Orally active antitumour agents, patient compliance and clinical trials

Abstract

The first part of this project is concerned with non-compliance with drug therapy in breast cancer patients. It is assumed that cancer patients are highly motivated by fear of their disease and by the associated symptoms. This work attempted to evaluate the level of non compliance in breast cancer patients taking tamoxifen and to determine the factors pre-disposing some patients to non-compliant behaviour. A structured questionnaire was developed and used to interview 151 patients in three different types of outpatient clinic. Nineteen (13%)patients were found to have stopped therapy at some stage. The reasons for non-compliance included side effects, having no faith in therapy,lack of comprehension and memory problems. These results suggest patients suffering from breast cancer are not fully compliant. The second part of the project continued previous work on the pharmacokinetics of mitozolomide, an imidazo (5, 1-d}-1,2,3,5, tetragin-4(3H)one undergoing a phase I/II clinical trial. Mitozolomide was administered orally to eighteen patients at a dose of 90 mg/m? to determine the activity of the drug at this dose, to extend the knowledge on the toxicity profile of the drug and to confirm the essential pharmacokinetic parameters, established in the phase I trial.

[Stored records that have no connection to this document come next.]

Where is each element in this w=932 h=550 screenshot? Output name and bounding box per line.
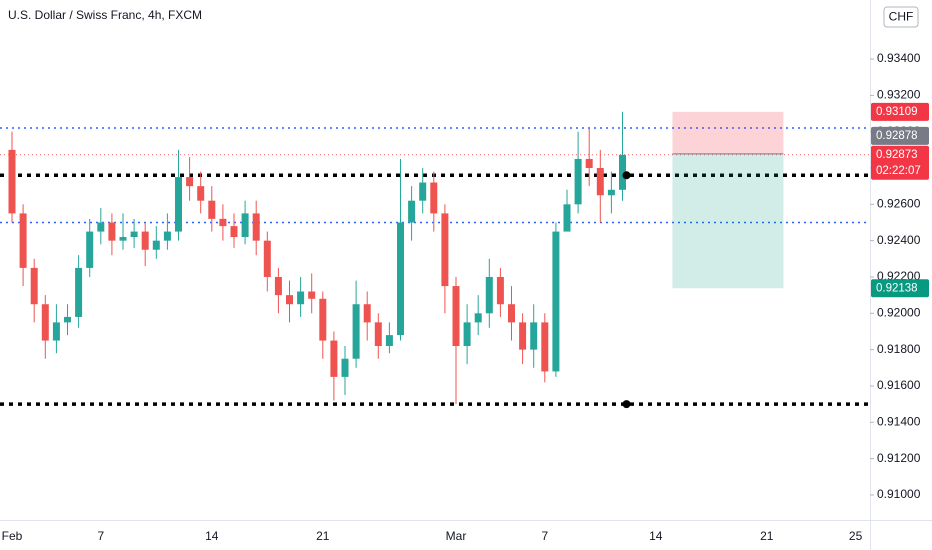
candle-body (563, 204, 571, 232)
currency-button[interactable] (883, 6, 919, 28)
x-tick-label: 7 (541, 529, 548, 543)
candle-body (52, 322, 60, 341)
candle-body (452, 286, 460, 347)
candle-body (241, 213, 249, 238)
y-tick-label: 0.93400 (877, 51, 921, 65)
candle-body (186, 177, 194, 187)
candle-body (130, 231, 138, 238)
candle-body (530, 322, 538, 350)
plot-area (0, 111, 870, 409)
level-marker (622, 171, 631, 180)
candle-body (19, 213, 27, 268)
candle-body (374, 322, 382, 347)
x-tick-label: 25 (849, 529, 863, 543)
target-zone (672, 153, 784, 289)
candle-body (430, 182, 438, 214)
countdown: 02:22:07 (876, 165, 921, 177)
candle-body (519, 322, 527, 350)
candle-body (585, 158, 593, 169)
candle-body (274, 276, 282, 296)
x-tick-label: 14 (649, 529, 663, 543)
x-tick-label: Mar (446, 529, 467, 543)
y-tick-label: 0.91600 (877, 378, 921, 392)
candle-body (163, 231, 171, 241)
candle-body (175, 177, 182, 232)
candle-body (41, 304, 49, 341)
entry-price-tag: 0.92878 (876, 130, 918, 142)
candle-body (297, 291, 305, 305)
axes: 0.91000 0.91200 0.91400 0.91600 0.91800 0.920… (2, 51, 929, 543)
candle-body (485, 276, 493, 314)
candle-body (496, 276, 504, 305)
candle-body (197, 186, 205, 201)
x-tick-label: Feb (2, 529, 23, 543)
entry-price-tag-bg (871, 126, 929, 145)
candle-body (330, 340, 338, 377)
candle-body (397, 222, 404, 336)
level-marker (622, 400, 631, 409)
candle-body (141, 231, 149, 250)
y-tick-label: 0.91400 (877, 414, 921, 428)
candle-body (64, 316, 71, 323)
candle-body (219, 218, 227, 227)
last-price-tag-bg (871, 145, 929, 180)
last-price-tag: 0.92873 (876, 149, 918, 161)
candle-body (408, 200, 416, 223)
candle-body (552, 231, 560, 372)
candle-body (352, 304, 360, 359)
candle-body (208, 200, 216, 219)
candle-body (341, 358, 349, 377)
candle-body (419, 182, 427, 201)
y-tick-label: 0.92400 (877, 233, 921, 247)
candle-body (363, 304, 371, 323)
candle-body (319, 298, 327, 341)
y-tick-label: 0.91000 (877, 487, 921, 501)
candle-body (607, 189, 615, 196)
stop-price-tag: 0.93109 (876, 106, 918, 118)
candle-body (596, 168, 604, 196)
y-tick-label: 0.91800 (877, 342, 921, 356)
candle-body (75, 267, 83, 317)
candle-body (119, 237, 127, 241)
x-tick-label: 21 (760, 529, 774, 543)
y-tick-label: 0.91200 (877, 451, 921, 465)
candle-body (441, 213, 449, 287)
chart-title: U.S. Dollar / Swiss Franc, 4h, FXCM (8, 8, 202, 22)
stop-zone (672, 111, 784, 154)
candle-body (308, 291, 316, 299)
candle-body (385, 335, 393, 347)
candle-body (152, 240, 160, 250)
stop-price-tag-bg (871, 102, 929, 121)
candle-body (97, 222, 105, 232)
candle-body (508, 304, 515, 323)
x-tick-label: 7 (97, 529, 104, 543)
target-price-tag-bg (871, 279, 929, 298)
candle-body (541, 322, 549, 372)
candle-body (230, 226, 238, 238)
candle-body (619, 154, 626, 190)
y-tick-label: 0.93200 (877, 88, 921, 102)
x-tick-label: 14 (205, 529, 219, 543)
candle-body (86, 231, 94, 268)
y-tick-label: 0.92000 (877, 305, 921, 319)
candle-body (286, 295, 293, 305)
candle-body (474, 313, 482, 323)
candle-body (30, 267, 38, 305)
candle-body (252, 213, 260, 241)
target-price-tag: 0.92138 (876, 282, 918, 294)
candle-body (108, 222, 116, 241)
candle-body (574, 158, 582, 205)
candle-body (8, 149, 16, 214)
candle-body (263, 240, 271, 277)
x-tick-label: 21 (316, 529, 330, 543)
y-tick-label: 0.92600 (877, 197, 921, 211)
candle-body (463, 322, 471, 347)
currency-label: CHF (889, 10, 914, 24)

A reversed phase high performance liquid chromatography method was used to assay drug levels in patients' plasma. Results indicated that the oral dose of the drug given bore no relation to the amount of drug absorbed nor to the peak plasma level attained. The bioavailability of the drug was found to vary between 25% and 100% and absorption could be delayed up to 1.8hours. 22% of patients experienced a severe thrombocytopaenia; this toxicity could not be related to the pharmacokinetics of the drug. The lack of correlation between toxicity and the pharmacokinetics of the drug could limit the clinical usefulness of mitozolomide.